Observing different software teams which try to adopt an improved approach to software development I watch how they begin to adopt some new terminology. They didn’t have pairing, sprints or stand-ups or stories before and now there is an abundance. Many teams also didn’t talk about it before and are now beginning to use and abuse the term “refactoring”. I see two patterns emerging.
Refactoring as a deferral excuse
As a new story is being developed different questions naturally appear about some of the implementation details. It might be around an unclear bit of design or consistency of implementation or performance characteristics. Often, instead of taking time to reflect and discuss the questions with the whole team, some random solution is adopted with a solemn declaration that “we’ll refactor it later”. Well, in my books refactoring is about improving your code’s design while you’re developing some functionality. Of course the refactoring part itself is changing the code’s design without affecting its behaviour, but I feel it should be done as part of the story you’re working on to be able to build new functionality. It’s part of your toolkit and part of what makes you a good developer. Such clean-up and improvements cannot be left for later.
To be clear, I’m not advocating over-engineering your code or building in performance or security concerns prematurely. I believe it is important to always deliver only “the simples thing that could possibly work”. It’s also fine to change and rewrite your code as you learn more about your system. Only I don’t call this refactoring – I call this iterative development.
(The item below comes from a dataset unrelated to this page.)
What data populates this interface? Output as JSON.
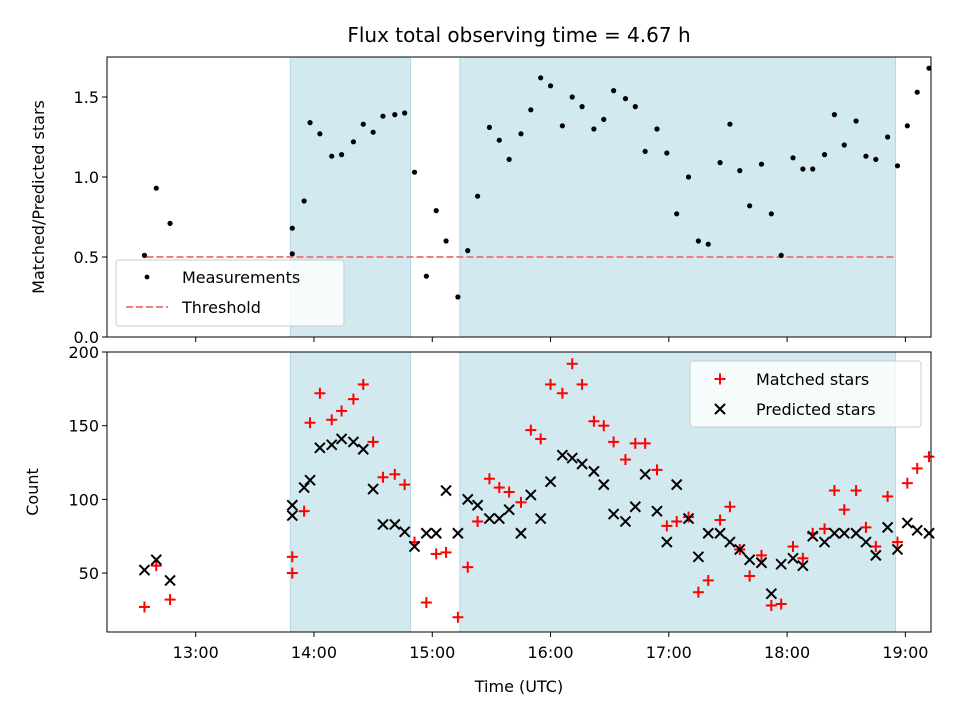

Refactoring as an excuse for poor quality
The ability to say: “this will be refactored later” can also create a trap for the developers. It masks lack of knowledge or understanding of the product being build or technology being used. The promised “refactoring” effort never materialises because the development is plodding ahead, features must be delivered, new stories worked on. As time goes on it is not becoming easier to “refactor” but increasingly difficult. We not only don’t learn about the problem we had but slowly forget what it was all about in the first place. By pretending that some magical “refactoring” effort can solve our problems for us in the unspecified future we are compromising the quality of our solution today.